Odd is on Our Side. Dean Koontz
ABOUT THE CREATORS
DEAN KOONTZ is the author of many #1 New York Times bestsellers. He lives with his wife, Gerda, in Southern California.
QUEENIE CHAN was born in Hong Kong and emigrated to Australia when she was six years old. She is the creator of the mystery-horror graphic novel series The Dreaming and illustrated two graphic novels based on Dean Koontz’s character Odd Thomas. She provided art for the Boy’s Book of Positive Quotations by Steve Deger and draws a number of online comic strips on her personal website: www.queeniechan.com
FRED VAN LENTE is the New York Times bestselling author of Incredible Hercules (with Greg Pak) and three entries in the Marvel Zombies series, as well as the American Library Association award-winning Action Philosophers. His original graphic novel Cowboys & Aliens (co-written with Andrew Foley) is being adapted into motion picture form by Dreamworks and Universal. Visit his website at www.fredvanlente.com
An Excerpt from Forever Odd
Odd’s adventures continue in a series of full-length novels by Dean Koontz. The first novel is Odd Thomas, which was excerpted in the graphic novel In Odd We Trust. Here you can read a sample chapter of Forever Odd, second in the series. When a childhood friend disappears, Odd discovers something worse than a dead body…and embarks on a heart-stopping battle of will and wits with an enemy of exceptional cunning.
ONE
WAKING, I HEARD A WARM WIND STRUMMING the loose screen at the open window, and I thought Stormy, but it was not.
The desert air smelled faintly of roses, which were not in bloom, and of dust, which in the Mojave flourishes twelve months of the year.
Precipitation falls on the town of Pico Mundo only during our brief winter. This mild February night was not, however, sweetened by the scent of rain.
I hoped to hear the fading rumble of thunder. If a peal had awakened me, it must have been thunder in a dream.
Holding my breath, I lay listening to the silence, and felt the silence listening to me.
The nightstand clock painted glowing numbers on the gloom—2:41 A.M.
For a moment I considered remaining in bed.
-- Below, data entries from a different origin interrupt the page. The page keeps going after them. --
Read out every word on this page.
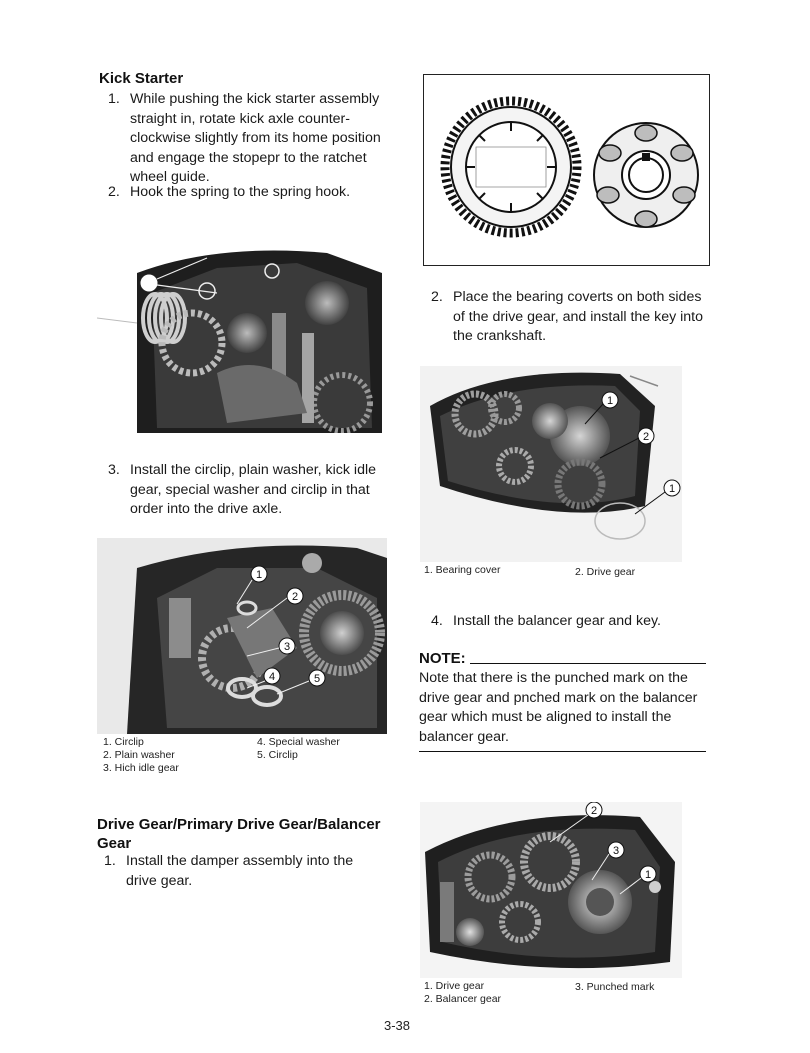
Kick Starter
1. While pushing the kick starter assembly
straight in, rotate kick axle counter-
clockwise slightly from its home position
and engage the stopepr to the ratchet
wheel guide.
2. Hook the spring to the spring hook.
3. Install the circlip, plain washer, kick idle
gear, special washer and circlip in that
order into the drive axle.
1
2
3
4	5
1. Circlip
2. Plain washer
3. Hich idle gear
4. Special washer
5. Circlip
Drive Gear/Primary Drive Gear/Balancer
Gear
1. Install the damper assembly into the
drive gear.
2. Place the bearing coverts on both sides
of the drive gear, and install the key into
the crankshaft.
1
2
1
1. Bearing cover	2. Drive gear
4. Install the balancer gear and key.
NOTE:
Note that there is the punched mark on the
drive gear and pnched mark on the balancer
gear which must be aligned to install the
balancer gear.
2
3
1
1. Drive gear
2. Balancer gear
3. Punched mark
3-38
But these days I do not sleep as well as I did when I was young. I am twenty-one and much older than when I was twenty.
Certain that I had company, expecting to find two Elvises watching over me, one with a cocky smile and one with sad concern, I sat up and switched on the lamp.
A single Elvis stood in a corner: a life-size cardboard figure that had been part of a theater-lobby display for Blue Hawaii. In a Hawaiian shirt and a lei, he looked self-confident and happy.
Back in 1961, he’d had much to be happy about. Blue Hawaii was a hit film, and the album went to number one. He had six gold records that year, including “Can’t Help Falling in Love,” and he was falling in love with Priscilla Beaulieu.
Less happily, at the insistence of his manager, Tom Parker, he had turned down the lead in West Side Story in favor of mediocre movie fare like Follow That Dream. Gladys Presley, his beloved mother, had been dead three years, and still he felt the loss of her, acutely. Only twenty-six, he’d begun to have weight problems.
Cardboard Elvis smiles eternally, forever young, incapable of error or regret, untouched by grief, a stranger to despair.